Jak można się domyślić, w obu przypadkach jest to głównie siła światła. Dioda w wersji pierwszej Mini była o 100 lumenów słabsza, a deklarowany przez niektórych sprzedawców zasięg skuteczny wynosił 100 m przy 150 podawanych dla Mini 2. Latarka także nieco różniła się wyglądem od najnowszej wersji, a mocowanie klipsa nie umożliwiało jego obrotu o 360 stopni. Inna była również opaska umożliwiająca używanie latarki jako czołówki.

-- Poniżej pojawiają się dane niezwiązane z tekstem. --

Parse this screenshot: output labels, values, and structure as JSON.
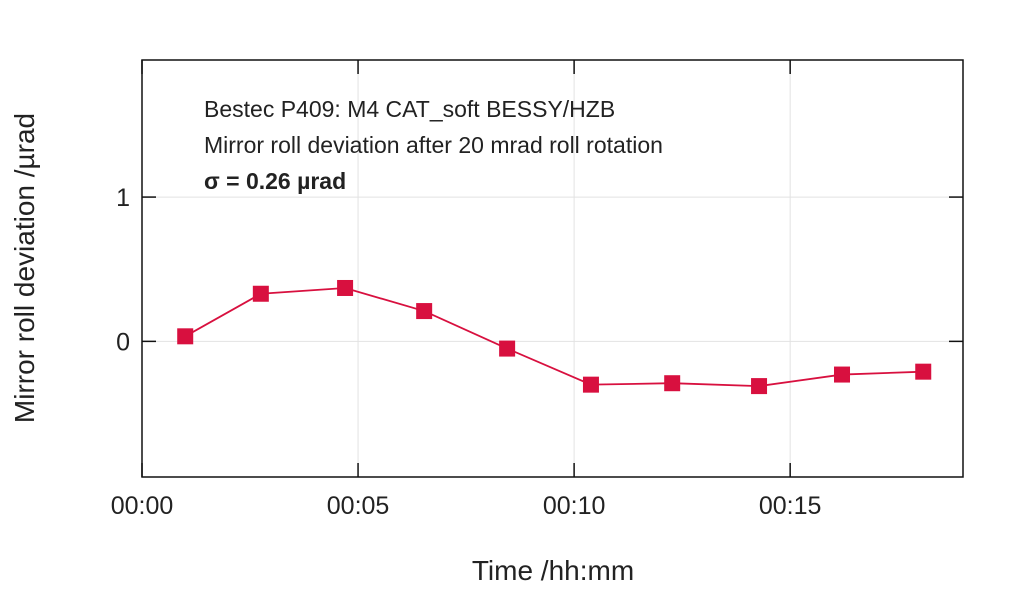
{
  "chart_data": {
    "type": "line",
    "title": "",
    "annotations": [
      "Bestec P409: M4 CAT_soft BESSY/HZB",
      "Mirror roll deviation after 20 mrad roll rotation",
      "σ = 0.26 µrad"
    ],
    "xlabel": "Time /hh:mm",
    "ylabel": "Mirror roll deviation /µrad",
    "xlim": [
      0,
      19
    ],
    "ylim": [
      -0.94,
      1.95
    ],
    "xticks": [
      0,
      5,
      10,
      15
    ],
    "xtick_labels": [
      "00:00",
      "00:05",
      "00:10",
      "00:15"
    ],
    "yticks": [
      0,
      1
    ],
    "ytick_labels": [
      "0",
      "1"
    ],
    "grid": true,
    "series": [
      {
        "name": "roll deviation",
        "color": "#d8103f",
        "marker": "square",
        "x": [
          1.0,
          2.75,
          4.7,
          6.53,
          8.45,
          10.39,
          12.27,
          14.28,
          16.2,
          18.08
        ],
        "y": [
          0.035,
          0.33,
          0.37,
          0.21,
          -0.05,
          -0.3,
          -0.29,
          -0.31,
          -0.23,
          -0.21
        ]
      }
    ]
  }
}
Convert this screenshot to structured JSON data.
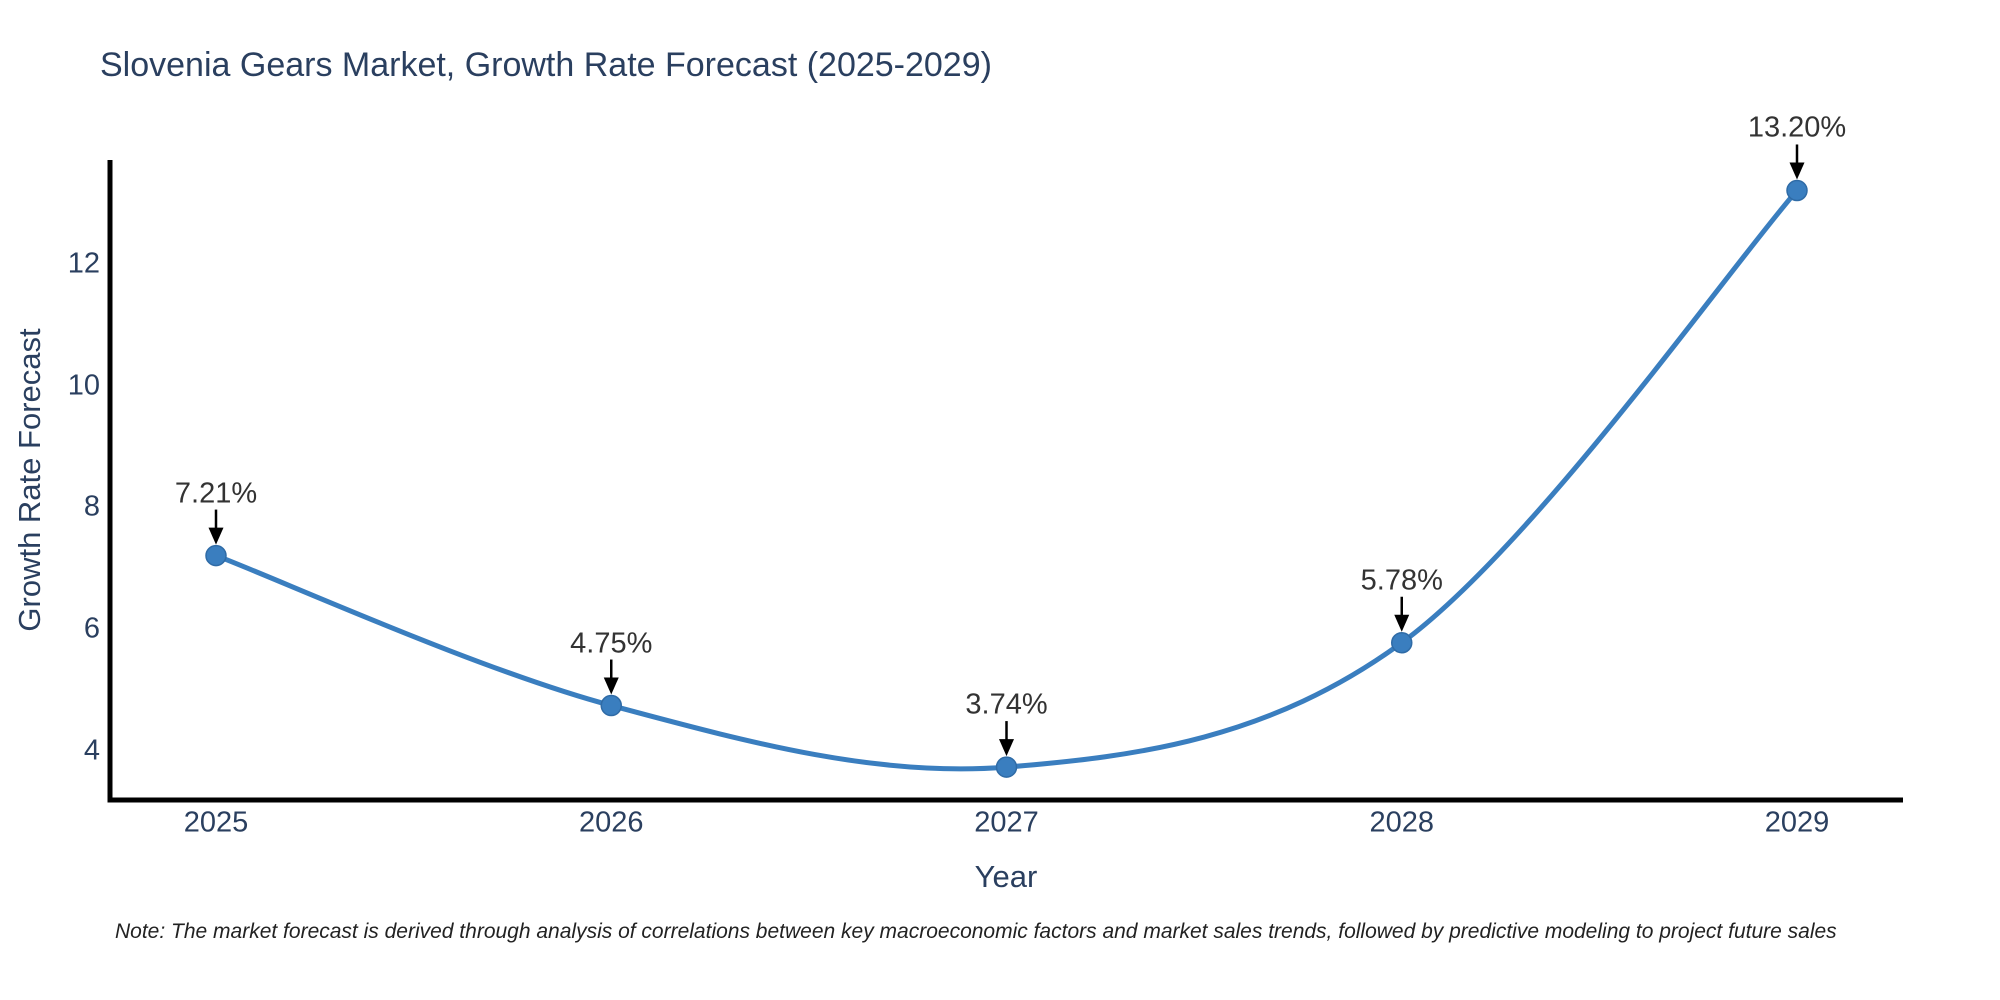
{
  "title": "Slovenia Gears Market, Growth Rate Forecast (2025-2029)",
  "note": "Note: The market forecast is derived through analysis of correlations between key macroeconomic factors and market sales trends, followed by predictive modeling to project future sales",
  "colors": {
    "background": "#ffffff",
    "title_text": "#2a3f5f",
    "tick_text": "#2a3f5f",
    "annotation_text": "#333333",
    "line": "#3a7ebf",
    "marker": "#3a7ebf",
    "marker_edge": "#2f6ba6",
    "axis": "#000000",
    "arrow": "#000000"
  },
  "chart_data": {
    "type": "line",
    "line_shape": "spline",
    "x": [
      2025,
      2026,
      2027,
      2028,
      2029
    ],
    "values": [
      7.21,
      4.75,
      3.74,
      5.78,
      13.2
    ],
    "point_labels": [
      "7.21%",
      "4.75%",
      "3.74%",
      "5.78%",
      "13.20%"
    ],
    "title": "Slovenia Gears Market, Growth Rate Forecast (2025-2029)",
    "xlabel": "Year",
    "ylabel": "Growth Rate Forecast",
    "yticks": [
      4,
      6,
      8,
      10,
      12
    ],
    "ylim": [
      3.2,
      13.7
    ],
    "grid": false,
    "legend": false
  }
}
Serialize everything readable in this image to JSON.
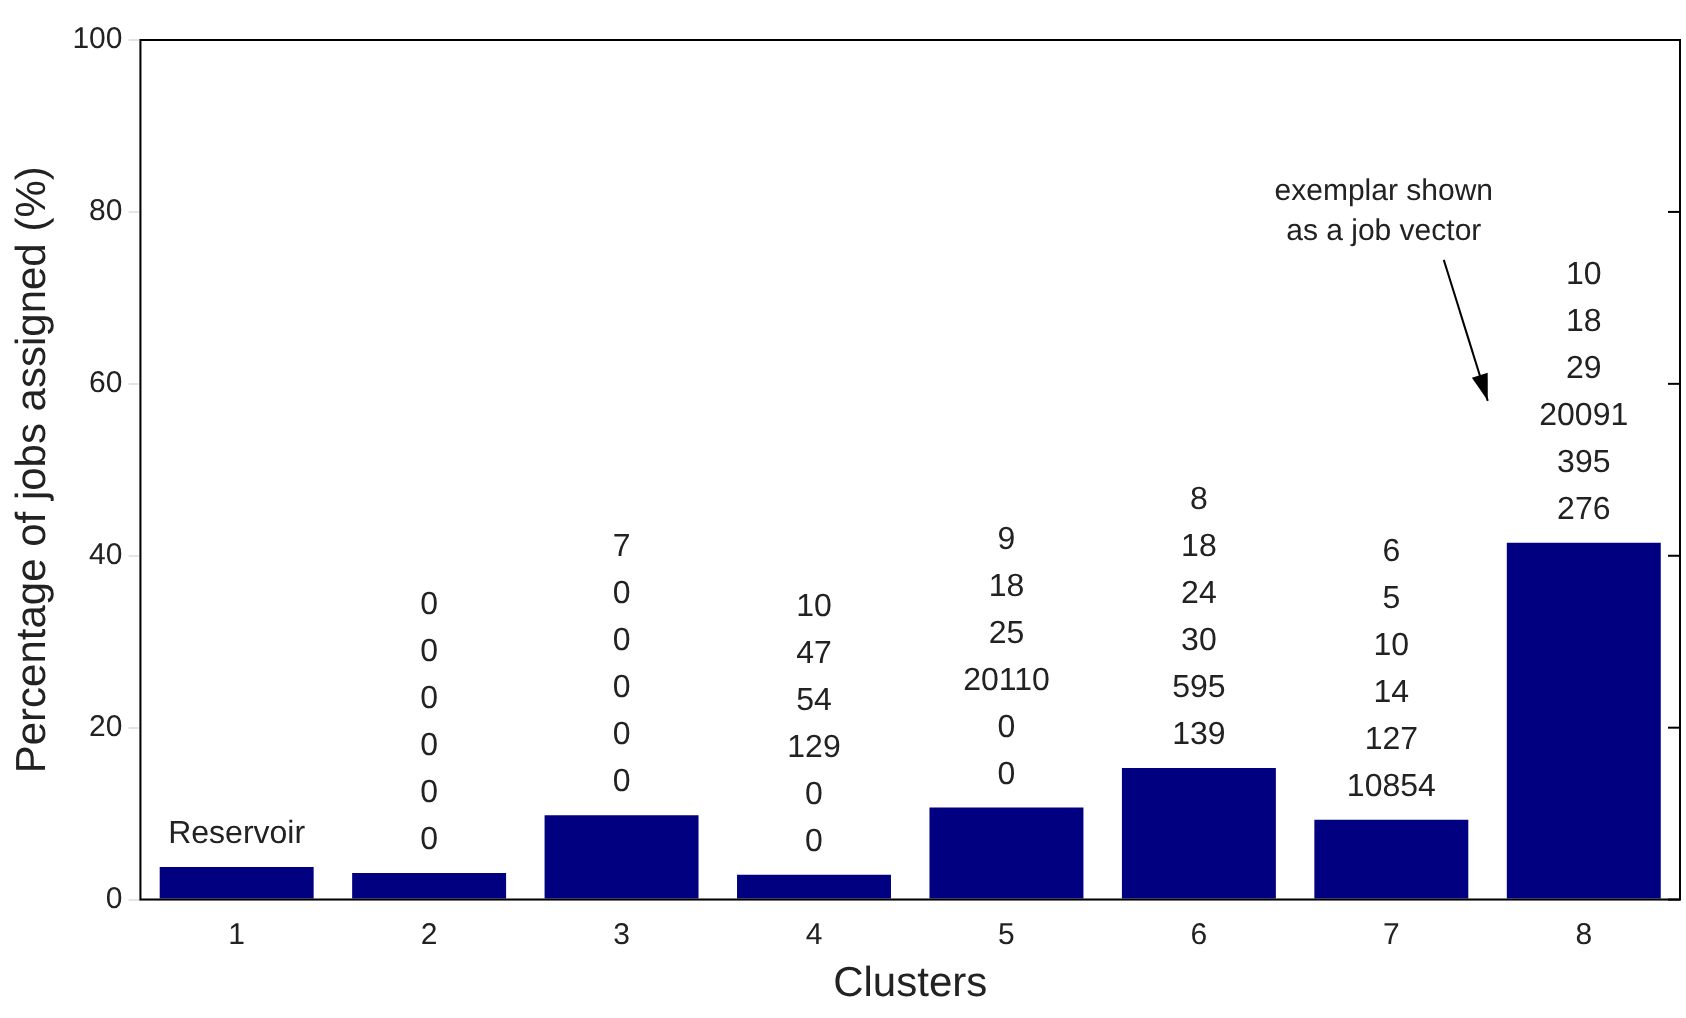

W pierwszej wersji nie wprowadzono także możliwości świecenia czerwonym światłem i zastosowano akumulator o mniejszej pojemności.
O ile różnice pomiędzy wyżej opisanymi wersjami jednego modelu są nieznaczne, o tyle Perun Mini 2 znacznie odstaje możliwościami od swojego pełnowymiarowego brata. Maksymalna (chwilowa) jasność Peruna 2 jest ponad dwukrotnie większa niż mniejszego odpowiednika. Także jasność, z która latarka może pracować przez cały czas, znacznie się różni, wynosząc 800/250 lm na korzyść większego modelu. Perun 2 ma także czujnik zbliżeniowy regulujący moc oraz system ostrzeżeń wibracjami przez rozładowaniem. Próżno szukać tych funkcji w Mini 2. Różnica jest zatem w tym przypadku dostrzegalna.
Parametry
Wiemy już, czym Mini 2 różni się od podobnych modeli producenta, ale jakimi konkretnie parametrami może się pochwalić?
Latarkę wykonano z aluminium lotniczego i pokryto twardą anodyzacją typu III. Korpus jest uszczelniony, dzięki czemu zapewniono wodoodporność na poziomie IPX-8 (odporność na zanurzenie na głębokość do 2 m przez 30 minut). Długość latarki to tylko 64 mm, a średnica 21 mm (głowica jest o milimetr szersza). Urządzenie waży z akumulatorem 54 g. Dostępne jest w kolorach: czarnym, pomarańczowym, zielonym i niebieskim.
Źródłem światła jest dioda Cool White LED/Red LED. Są też modele wyposażone w diodę Neutral White LED/Red LED. Ukryto ją za optyką PMMA TIR, co oznacza, że użyta soczewka jest w kształcie stożka, o konstrukcji opierającej się na całkowitym wewnętrznym odbiciu, i ma zapewniać okrągły rozsył światła. Wykonana została ze szkła organicznego. Całość układu świetlnego chroniona jest natomiast przez szybkę wykonaną z odpornego na uszkodzenia mechaniczne i szok termiczny szkła borowo-krzemowego. Konstrukcja zapewnia dwa rodzaje światła: białe o mocy 1100 lumenów i zasięgu do 150 metrów oraz czerwone w trybie ciągłym lub SOS.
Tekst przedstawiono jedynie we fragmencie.